Predictably, the NBA will not admit that O'Neal presents a conundrum; the league has tried to avoid singling out players in any discussion of whistle-blowing. Ed Rush, the league's director of officiating, points out that there have always been players who present a challenge to referees. Rush, a respected ref for 31 seasons who retired in 1997, remembers sitting in a New York City steak house and watching refereeing legends Norm Drucker and Mendy Rudolph move around salt and pepper shakers to illustrate the correct position to make calls involving Chamberlain.
Rush says that NBA referees spent much off-season time working on officiating post play, and as he puts it, " Shaq is the poster child" for that greater examination. One difference this season is that the slot official—the middle one in the three-man crew—will be asked to make more calls on low-post plays, the league having decided that the ref on the baseline is frequently blocked.
Three situations can be pinpointed as particularly troublesome in trying to whistle the ultimate power player. The first is when Shaq comes across the lane in preparation for setting up on the low block and seems to clear out an area, claiming it as his own—"rooting out" his defender, in NBA parlance. "That can get a little frustrating," says the San Antonio Spurs' Robinson. "I remember one time he just rolled me over and kept going. I said to the refs, 'If you're not going to let me stop him with my hands [the league outlawed hand checking in the post in 1999], how can you let him knock me over?"
The second is when Shaq receives the entry pass, tosses it back out, then moves closer to the hoop for the second entry pass. "When he passes the ball back out, the refs aren't really looking at him, at how he's reestablishing his space," says Bradley. "For a defender, it's very, very hard to get around anyone at that point—but particularly him."
Sacramento coach Rick Adelman concurs: "That's the one the referees let go way too much."
Number three occurs when Shaq, holding the ball, makes a quick pivot or simply turns to the basket and rams into his opponent's...what? Head? Shoulder? Jaw? "If you're guarding Shaquille, you try to lower your center of gravity," says NBC commentator Steve Jones, a former NBA guard. "So when Shaq comes across with his elbows, a player such as Dikembe has his face right there. If Shaq threw an elbow way out, you'd say it was an obvious foul. But it's within his offensive move, and that makes it difficult to officiate."
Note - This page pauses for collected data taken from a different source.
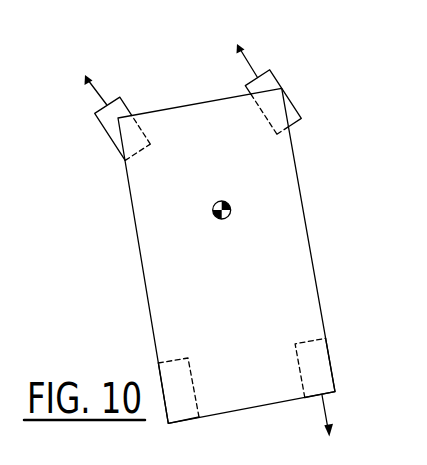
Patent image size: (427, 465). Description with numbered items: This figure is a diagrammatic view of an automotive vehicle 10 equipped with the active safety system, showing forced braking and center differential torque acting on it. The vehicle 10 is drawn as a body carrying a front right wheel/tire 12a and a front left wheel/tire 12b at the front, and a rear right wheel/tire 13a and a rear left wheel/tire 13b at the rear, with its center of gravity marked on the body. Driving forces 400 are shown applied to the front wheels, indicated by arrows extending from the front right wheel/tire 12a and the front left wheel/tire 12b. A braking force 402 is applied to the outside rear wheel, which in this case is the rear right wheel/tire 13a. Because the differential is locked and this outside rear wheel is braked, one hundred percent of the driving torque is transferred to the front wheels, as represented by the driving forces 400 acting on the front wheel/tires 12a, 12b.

The automotive vehicle 10 is at (305, 223).
The front right wheel/tire 12a is at (275, 73).
The front left wheel/tire 12b is at (127, 100).
The rear right wheel/tire 13a is at (320, 347).
The rear left wheel/tire 13b is at (168, 373).
The driving forces 400 is at (246, 67).
The braking force 402 is at (323, 410).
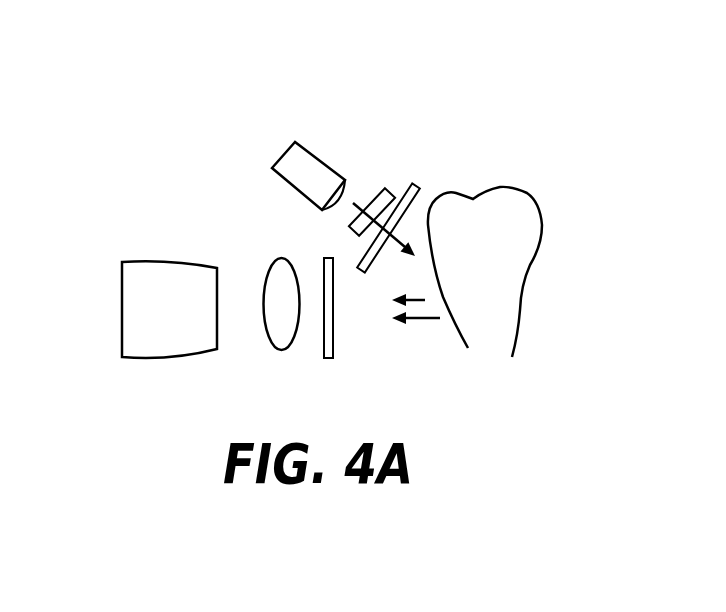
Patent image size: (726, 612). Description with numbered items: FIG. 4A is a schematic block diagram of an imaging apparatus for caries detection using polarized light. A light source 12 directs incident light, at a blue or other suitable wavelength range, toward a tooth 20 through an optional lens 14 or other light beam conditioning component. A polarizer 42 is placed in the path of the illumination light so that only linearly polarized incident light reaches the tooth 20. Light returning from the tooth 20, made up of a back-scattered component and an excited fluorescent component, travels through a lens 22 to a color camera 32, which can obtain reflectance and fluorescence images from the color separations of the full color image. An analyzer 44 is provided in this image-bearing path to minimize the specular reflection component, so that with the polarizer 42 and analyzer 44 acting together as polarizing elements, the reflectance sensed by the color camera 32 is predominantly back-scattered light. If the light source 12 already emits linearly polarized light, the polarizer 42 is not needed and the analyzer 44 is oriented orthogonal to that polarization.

The light source 12 is at (294, 140).
The lens 14 is at (393, 189).
The tooth 20 is at (543, 222).
The lens 22 is at (280, 258).
The color camera 32 is at (132, 262).
The polarizer 42 is at (422, 188).
The analyzer 44 is at (328, 358).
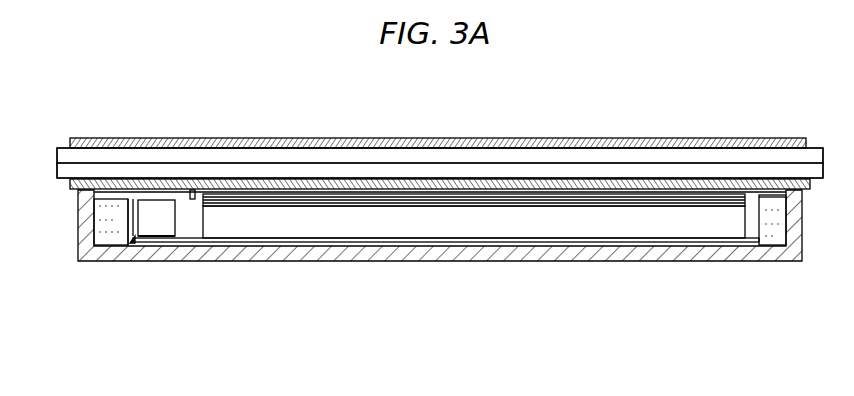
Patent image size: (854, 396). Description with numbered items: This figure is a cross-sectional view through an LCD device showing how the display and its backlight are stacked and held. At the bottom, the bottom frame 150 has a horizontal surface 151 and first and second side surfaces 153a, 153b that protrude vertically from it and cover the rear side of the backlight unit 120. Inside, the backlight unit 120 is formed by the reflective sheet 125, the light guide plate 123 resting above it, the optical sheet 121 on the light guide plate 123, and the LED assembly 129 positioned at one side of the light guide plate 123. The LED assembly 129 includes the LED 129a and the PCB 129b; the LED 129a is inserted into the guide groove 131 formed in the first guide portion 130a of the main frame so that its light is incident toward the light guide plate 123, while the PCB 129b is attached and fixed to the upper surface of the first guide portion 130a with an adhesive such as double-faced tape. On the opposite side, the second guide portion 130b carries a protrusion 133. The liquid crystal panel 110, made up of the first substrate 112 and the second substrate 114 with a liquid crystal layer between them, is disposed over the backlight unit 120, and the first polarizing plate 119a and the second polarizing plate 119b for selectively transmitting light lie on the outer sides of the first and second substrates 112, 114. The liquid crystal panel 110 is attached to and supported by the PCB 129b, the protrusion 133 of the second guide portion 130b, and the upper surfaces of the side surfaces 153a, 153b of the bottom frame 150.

The liquid crystal panel 110 is at (440, 117).
The first substrate 112 is at (447, 172).
The second substrate 114 is at (395, 157).
The first polarizing plate 119a is at (277, 173).
The second polarizing plate 119b is at (237, 137).
The backlight unit 120 is at (446, 285).
The optical sheet 121 is at (322, 215).
The light guide plate 123 is at (290, 203).
The reflective sheet 125 is at (233, 247).
The LED assembly 129 is at (178, 264).
The LED 129a is at (158, 226).
The PCB 129b is at (191, 199).
The first guide portion 130a is at (110, 208).
The second guide portion 130b is at (771, 229).
The guide groove 131 is at (133, 246).
The protrusion 133 is at (772, 200).
The bottom frame 150 is at (693, 280).
The horizontal surface 151 is at (450, 258).
The first side surface 153a is at (87, 222).
The second side surface 153b is at (801, 217).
Bradley agrees. "One thing that's hard for Shaq to deal with—and I should know-is that his normal move will look high," he says. "He'll turn, clip somebody in the head with his elbow, and it'll be called. Happens to me, too. I say to the refs, 'Do you want me to play with my arms down at my sides?' You have to play close to Shaq, hang in there with him. But you also want to be able to smile when your career's over."
The glib (but accurate) assessment of these three situations is this: Sometimes Shaq is guilty, sometimes he's not. He's more often guilty, though, in the first situation than in the others. Shaq frequently runs over defenders when he comes across the lane to set up because, like all experienced players, he knows that refs are loath to call off-the-ball fouls. As for his talent at reestablishing, he is only doing what almost every other NBA player does, but with more size and skill. "You will never see me not use an angle," O'Neal says, and then he tells a reporter to stand behind him for a demonstration. (To the reporter, the effect is not unlike ducking into the shadow of a tall building.) "When I throw that ball back out, right away I put my foot where your foot is not," Shaq says, stepping over the defender's right foot and planting his own. "If I can get my foot there before you get yours there, I'm legal. Then I put the big ass on you, and son, you're done. I never back straight up into anyone. It's always an angle." We'll grant that he's more innocent than guilty in this situation.
Who's to blame when Shaq turns quickly and a defender ends up on his rump? According to Rush, "The offensive player is permitted to turn and make a natural basketball pivot." Makes sense. But what if the defender is so close that there's a lot of contact? "It's a bear of a call," says Rush. "It's dramatically easier to decipher incidental contact between guards and small forwards than it is between two big men. With big guys like Shaq the contact is so severe that even on a no-call somebody goes sprawling, usually the defender."